The Conversation is running a series of explainers on key moments in Australian political history, looking at what happened, its impact then, and its relevance to politics today.
It has become an established fact of Australian politics that when the non-Labor side of politics is in power, the government will be a coalition of the Liberal Party and the National Party. This has been the case for almost 100 years, since the formation of the Country Party in 1920.
Even on those occasions when the Liberals have won a House of Representatives majority in their own right, the Coalition has held.
It is also true that when the then Nationalist Party and the then Country Party came together in coalition in 1922, the Country Party had much more clout than it has today. In the 1922 federal election, the Nationalists won 35% of the vote and 26 seats in a 75-seat House of Representatives. The Country Party won 12.5% of the vote and 14 seats, including seats in Tasmania.

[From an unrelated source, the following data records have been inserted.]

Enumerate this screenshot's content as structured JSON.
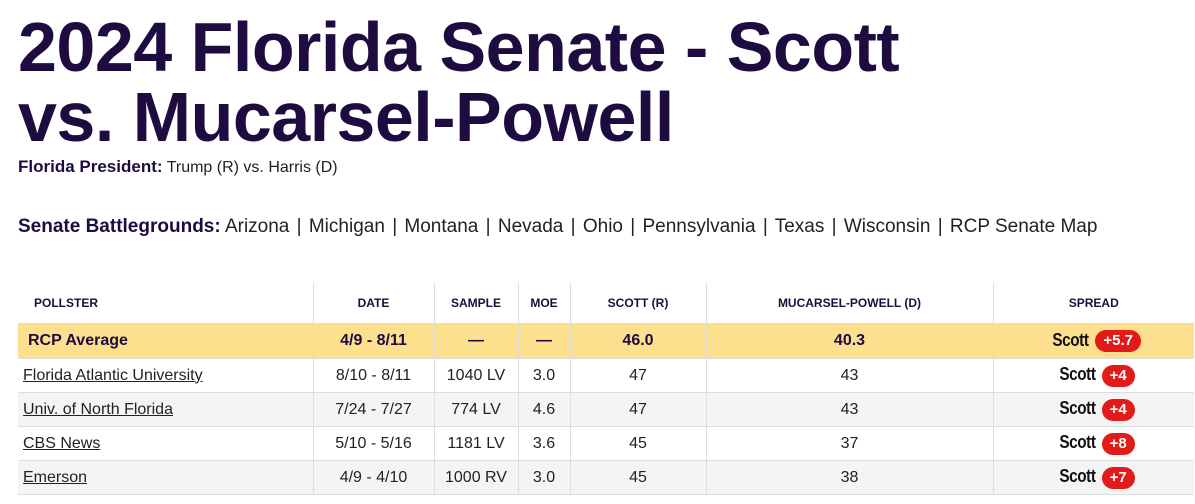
{
  "page": {
    "title_line1": "2024 Florida Senate - Scott",
    "title_line2": "vs. Mucarsel-Powell"
  },
  "president_line": {
    "label": "Florida President:",
    "link": "Trump (R) vs. Harris (D)"
  },
  "battlegrounds": {
    "label": "Senate Battlegrounds:",
    "links": [
      "Arizona",
      "Michigan",
      "Montana",
      "Nevada",
      "Ohio",
      "Pennsylvania",
      "Texas",
      "Wisconsin",
      "RCP Senate Map"
    ],
    "separator": "|"
  },
  "table": {
    "headers": [
      "Pollster",
      "Date",
      "Sample",
      "MoE",
      "Scott (R)",
      "Mucarsel-Powell (D)",
      "Spread"
    ],
    "average": {
      "pollster": "RCP Average",
      "date": "4/9 - 8/11",
      "sample": "—",
      "moe": "—",
      "scott": "46.0",
      "mucarsel": "40.3",
      "spread_name": "Scott",
      "spread_value": "+5.7"
    },
    "rows": [
      {
        "pollster": "Florida Atlantic University",
        "date": "8/10 - 8/11",
        "sample": "1040 LV",
        "moe": "3.0",
        "scott": "47",
        "mucarsel": "43",
        "spread_name": "Scott",
        "spread_value": "+4"
      },
      {
        "pollster": "Univ. of North Florida",
        "date": "7/24 - 7/27",
        "sample": "774 LV",
        "moe": "4.6",
        "scott": "47",
        "mucarsel": "43",
        "spread_name": "Scott",
        "spread_value": "+4"
      },
      {
        "pollster": "CBS News",
        "date": "5/10 - 5/16",
        "sample": "1181 LV",
        "moe": "3.6",
        "scott": "45",
        "mucarsel": "37",
        "spread_name": "Scott",
        "spread_value": "+8"
      },
      {
        "pollster": "Emerson",
        "date": "4/9 - 4/10",
        "sample": "1000 RV",
        "moe": "3.0",
        "scott": "45",
        "mucarsel": "38",
        "spread_name": "Scott",
        "spread_value": "+7"
      }
    ]
  },
  "colors": {
    "title": "#1e0b3f",
    "average_row": "#fde08e",
    "badge": "#e31a1a",
    "zebra": "#f4f4f4"
  }
}
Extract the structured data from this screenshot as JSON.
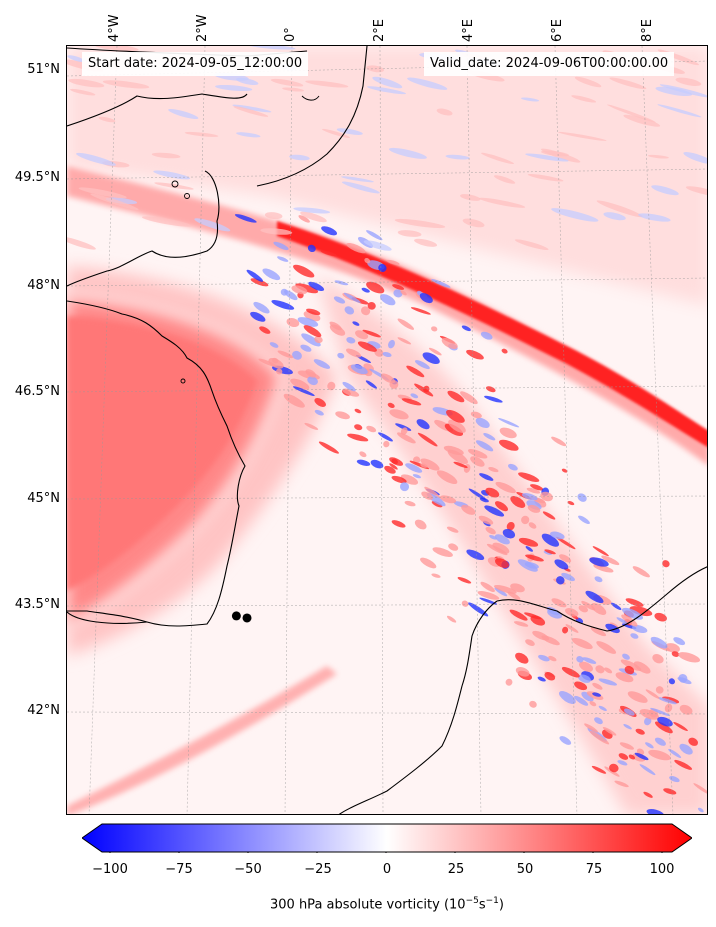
{
  "header": {
    "start_date_label": "Start date: 2024-09-05_12:00:00",
    "valid_date_label": "Valid_date: 2024-09-06T00:00:00.00"
  },
  "map": {
    "latitude_labels": [
      "51°N",
      "49.5°N",
      "48°N",
      "46.5°N",
      "45°N",
      "43.5°N",
      "42°N"
    ],
    "longitude_labels": [
      "4°W",
      "2°W",
      "0°",
      "2°E",
      "4°E",
      "6°E",
      "8°E"
    ],
    "markers": [
      {
        "name": "marker-1",
        "lon": -1.12,
        "lat": 43.36
      },
      {
        "name": "marker-2",
        "lon": -0.88,
        "lat": 43.33
      }
    ]
  },
  "colorbar": {
    "title": "300 hPa absolute vorticity (10",
    "title_exp": "−5",
    "title_unit": "s",
    "title_exp2": "−1",
    "title_end": ")",
    "min": -100,
    "max": 100,
    "tick_labels": [
      "−100",
      "−75",
      "−50",
      "−25",
      "0",
      "25",
      "50",
      "75",
      "100"
    ],
    "colors": {
      "low": "#0000ff",
      "mid": "#ffffff",
      "high": "#ff0000"
    }
  }
}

The price Country Party leader Earle Page demanded for coalition was the political execution of Prime Minister Billy Hughes, and the treasurer’s job. He got both, creating the Bruce-Page government.
When Robert Menzies became leader of the United Australia Party in 1939 following the death of Joe Lyons, Page attempted the same trick again. He made a savage personal attack on Menzies and refused to serve under him – only this time the Country Party refused to follow suit, and replaced Page as leader.

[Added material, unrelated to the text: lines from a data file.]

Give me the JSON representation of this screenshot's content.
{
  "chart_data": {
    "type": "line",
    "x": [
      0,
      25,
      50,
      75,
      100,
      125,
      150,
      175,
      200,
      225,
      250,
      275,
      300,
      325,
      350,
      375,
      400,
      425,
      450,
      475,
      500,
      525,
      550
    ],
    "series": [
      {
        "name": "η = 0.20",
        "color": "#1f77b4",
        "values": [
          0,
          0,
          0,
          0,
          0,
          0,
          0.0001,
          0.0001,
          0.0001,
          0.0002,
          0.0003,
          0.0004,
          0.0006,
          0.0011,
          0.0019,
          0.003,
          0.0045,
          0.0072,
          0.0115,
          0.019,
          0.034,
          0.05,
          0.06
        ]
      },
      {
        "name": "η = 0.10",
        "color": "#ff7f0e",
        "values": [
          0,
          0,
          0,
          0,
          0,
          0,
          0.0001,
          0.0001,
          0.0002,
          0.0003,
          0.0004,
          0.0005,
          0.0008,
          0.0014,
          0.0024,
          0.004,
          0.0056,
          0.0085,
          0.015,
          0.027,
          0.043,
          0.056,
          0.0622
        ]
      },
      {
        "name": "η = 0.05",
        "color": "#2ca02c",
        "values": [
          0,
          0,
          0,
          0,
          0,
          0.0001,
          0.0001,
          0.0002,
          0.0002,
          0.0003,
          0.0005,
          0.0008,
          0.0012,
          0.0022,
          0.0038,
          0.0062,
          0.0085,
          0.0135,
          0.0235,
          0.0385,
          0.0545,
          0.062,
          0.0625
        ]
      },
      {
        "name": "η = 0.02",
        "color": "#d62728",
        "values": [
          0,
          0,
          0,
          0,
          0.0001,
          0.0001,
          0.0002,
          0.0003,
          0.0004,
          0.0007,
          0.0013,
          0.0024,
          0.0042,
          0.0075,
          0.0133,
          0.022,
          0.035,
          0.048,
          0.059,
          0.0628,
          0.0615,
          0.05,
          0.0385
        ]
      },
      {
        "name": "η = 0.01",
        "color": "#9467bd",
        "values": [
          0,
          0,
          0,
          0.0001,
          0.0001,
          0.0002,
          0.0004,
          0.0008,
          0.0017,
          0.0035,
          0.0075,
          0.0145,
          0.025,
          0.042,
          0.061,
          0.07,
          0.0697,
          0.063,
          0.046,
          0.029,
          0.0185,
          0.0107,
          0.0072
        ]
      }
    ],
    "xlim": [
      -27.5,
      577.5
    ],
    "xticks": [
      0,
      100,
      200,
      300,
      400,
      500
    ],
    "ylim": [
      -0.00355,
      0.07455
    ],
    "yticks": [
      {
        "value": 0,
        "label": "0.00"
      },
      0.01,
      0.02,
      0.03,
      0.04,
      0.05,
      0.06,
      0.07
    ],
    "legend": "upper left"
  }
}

The political reality was that to form an effective political relationship, any non-Labor prime minister needed to have a good working relationship with the Country Party. Menzies understood this.
When Menzies put together the bits and pieces of the non-Labor political forces following the collapse of the United Australia Party and formed the Liberal Party in 1944, he knew the Liberal Party would not be able to govern in its own right.
What was its impact?
At the 1949 election, which swept Menzies to power, the Liberal Party won 55 seats in a 121-seat House of Representatives. The Country Party won 19 seats.

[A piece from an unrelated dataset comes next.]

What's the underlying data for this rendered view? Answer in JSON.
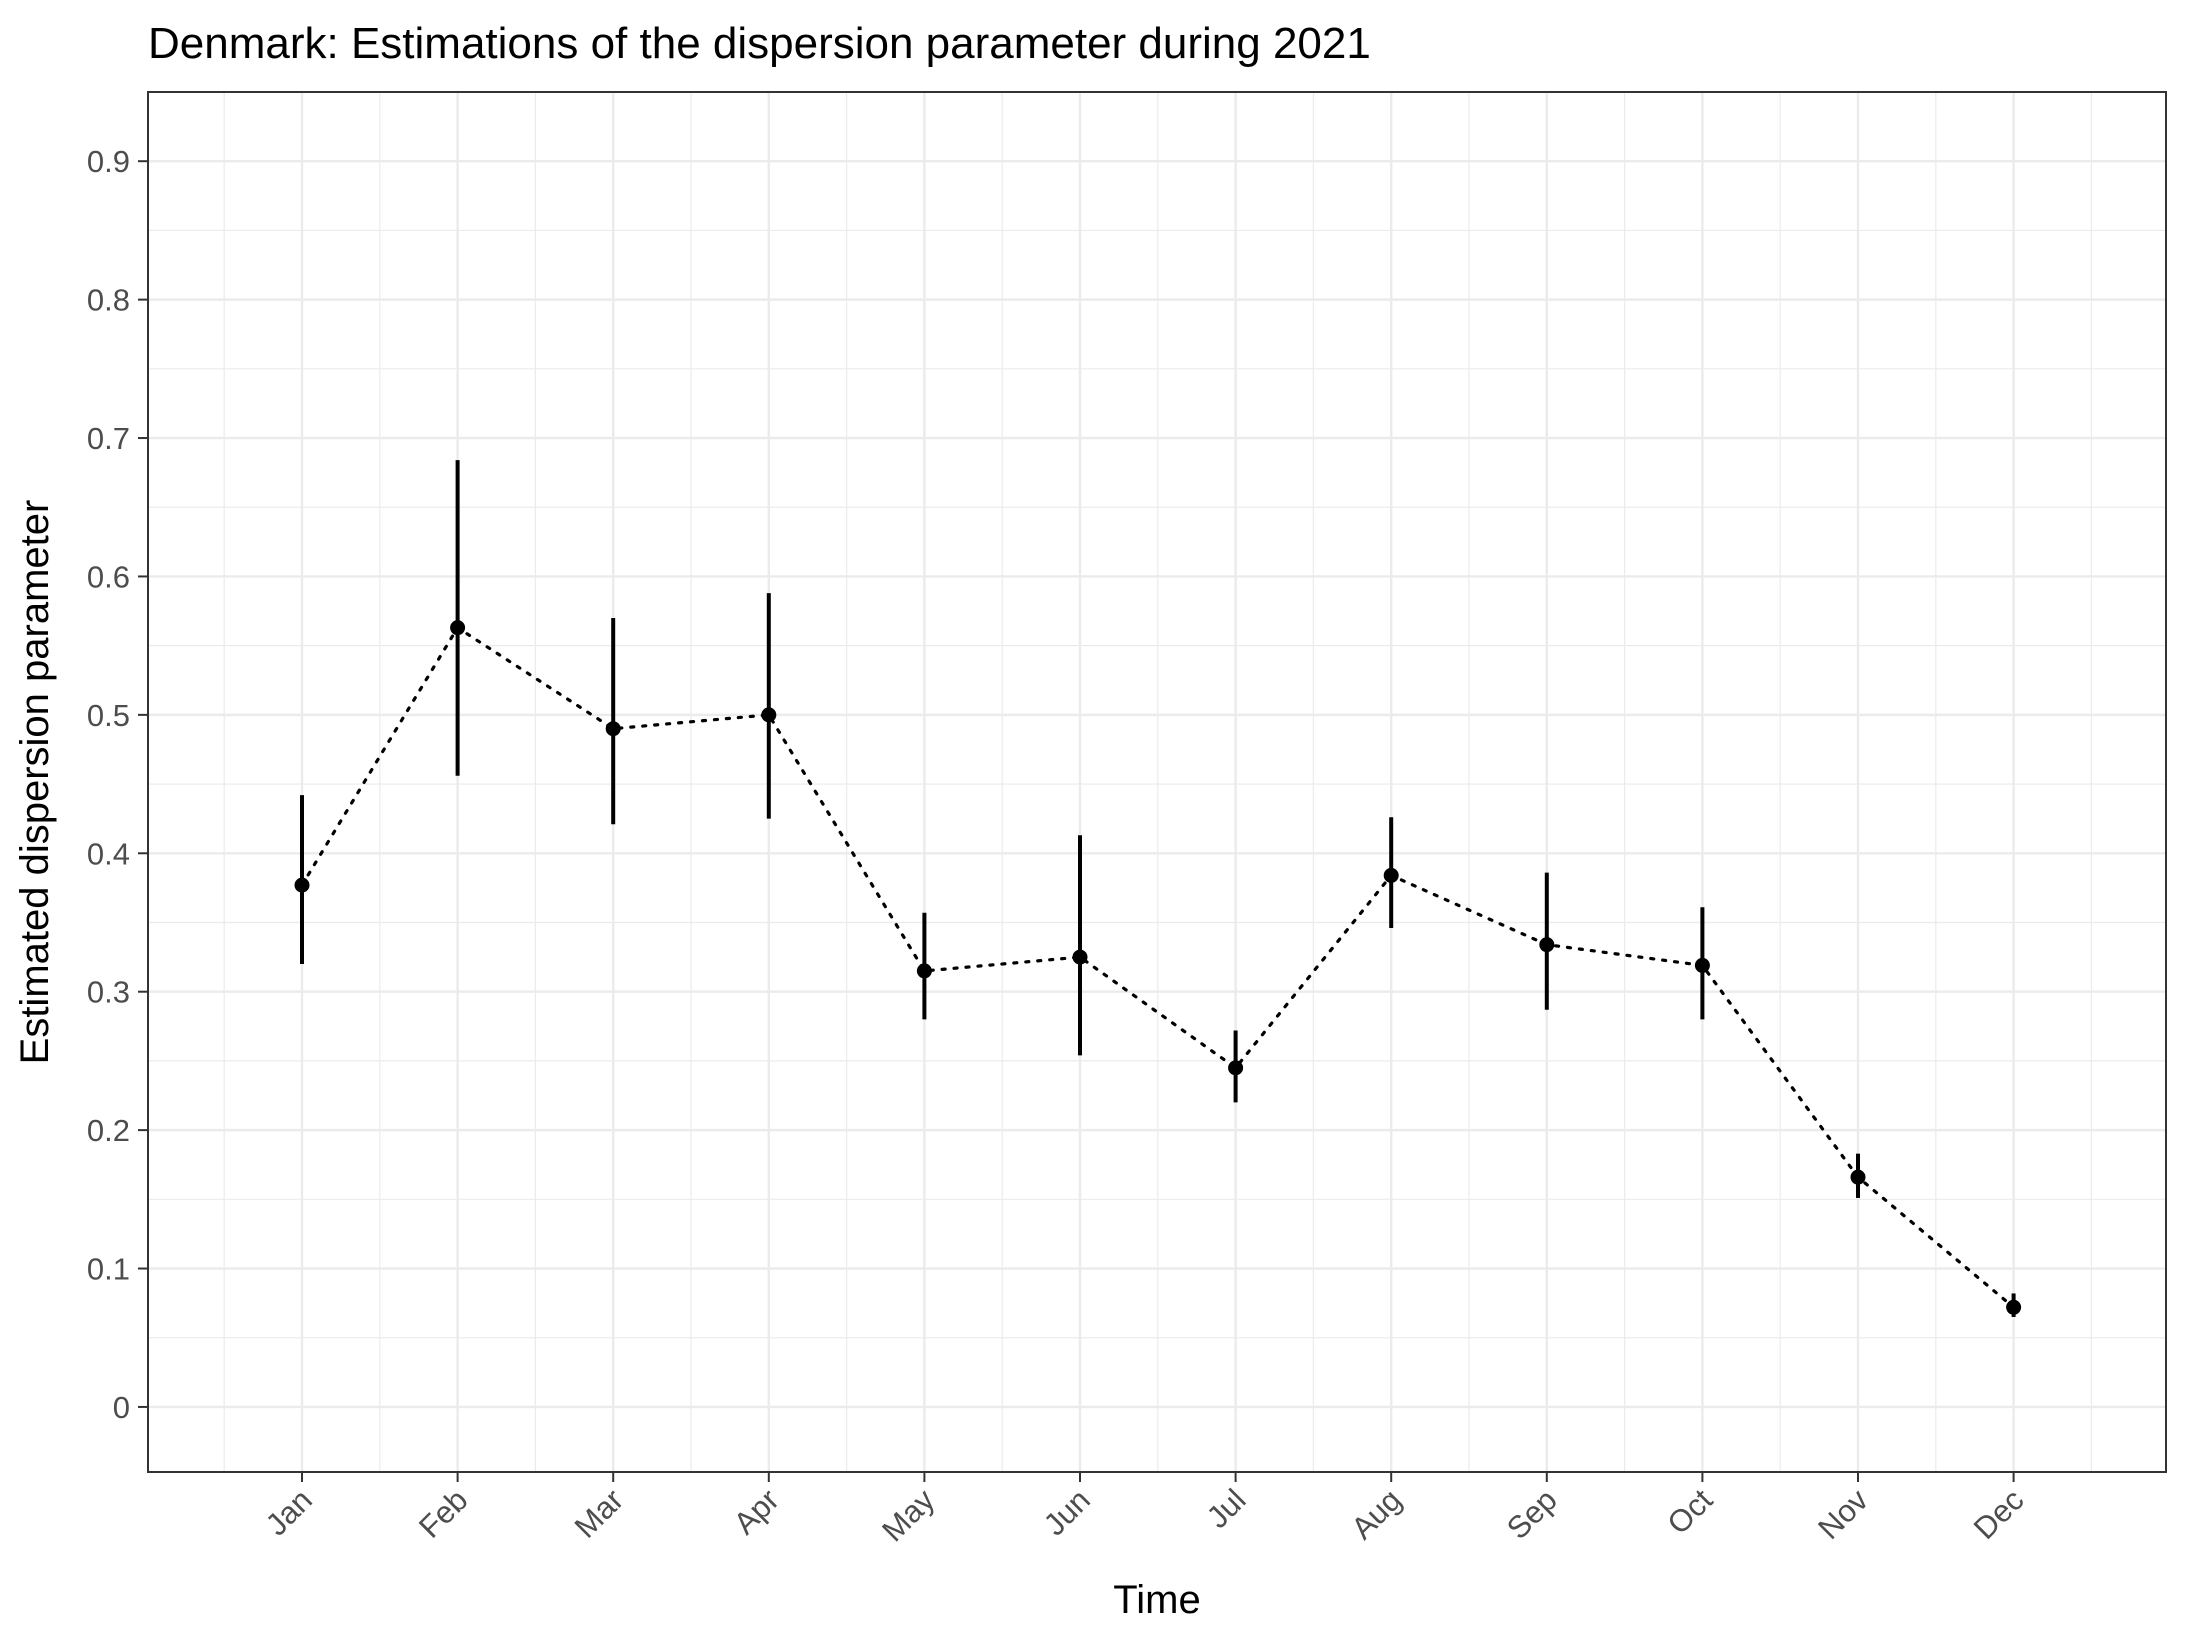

Country Party leader Arthur Fadden became treasurer and remained so until 1958, when new leader John McEwen chose not to move to Treasury. McEwen’s influence in non-Labor governments, especially in relation to tariff matters, was considerable until his retirement in 1971. His antipathy to William McMahon effectively forced him out of the contest to elect a successor to Harold Holt in early 1968.
During this period, the Country Party could use its influence to shape Coalition policy. It did so because it had strong electoral support, which kept its numbers in the House of Representatives hovering around 20.
Liberals seemed to be quite happy to acquiesce in that influence, especially as Menzies and his immediate successors – with the possible exception of McMahon – were not opposed to government regulation of the economy.
Over time, Australia’s demography worked against the Country Party. The number of people living in urban areas has always been high in Australia, but the numbers have swung even more against rural areas. The size of the House of Representatives increased in the 1980s to 148 but the number of Country Party members remained static.
In 1982, it officially became National Party policy to indicate it was not merely a sectional party. This was followed in the 1980s by an attempt by Queensland Premier Joh Bjelke-Petersen to create an urban base for the Nationals in Brisbane. This had some initial success, but ultimately failed.
What are its contemporary implications?
The Nationals remain a country-based party in an Australia in which urban areas experience the greatest growth in population. Since the 2016 election, the Nationals have held 16 seats in a 150-seat House of Representatives.
What this means is that National Party policy will not disappear in the medium term, unless the party agrees to a union with the Liberals. The Liberals will have to take account of the wishes of the Nationals, up to a point.
However, it is clear that current Nationals leader Barnaby Joyce does not have the power to veto particular individuals from the leadership of the Liberal Party.
It is also clear that a Nationals leader will not be able to influence policy in the way McEwen did. Joyce may be a sort of agrarian populist, but times have changed – and the Liberal Party is no longer the party it was in the 1950s and 1960s.
It all comes down to numbers. The Nationals have relatively fewer seats in parliament than did the old Country Party 50 years ago. So, their capacity to influence what the government does has diminished.
Nevertheless, the Liberals need the Nationals if they are to form stable governments. They need each other. But, ultimately, the Liberal Party can only become the more powerful part of the relationship.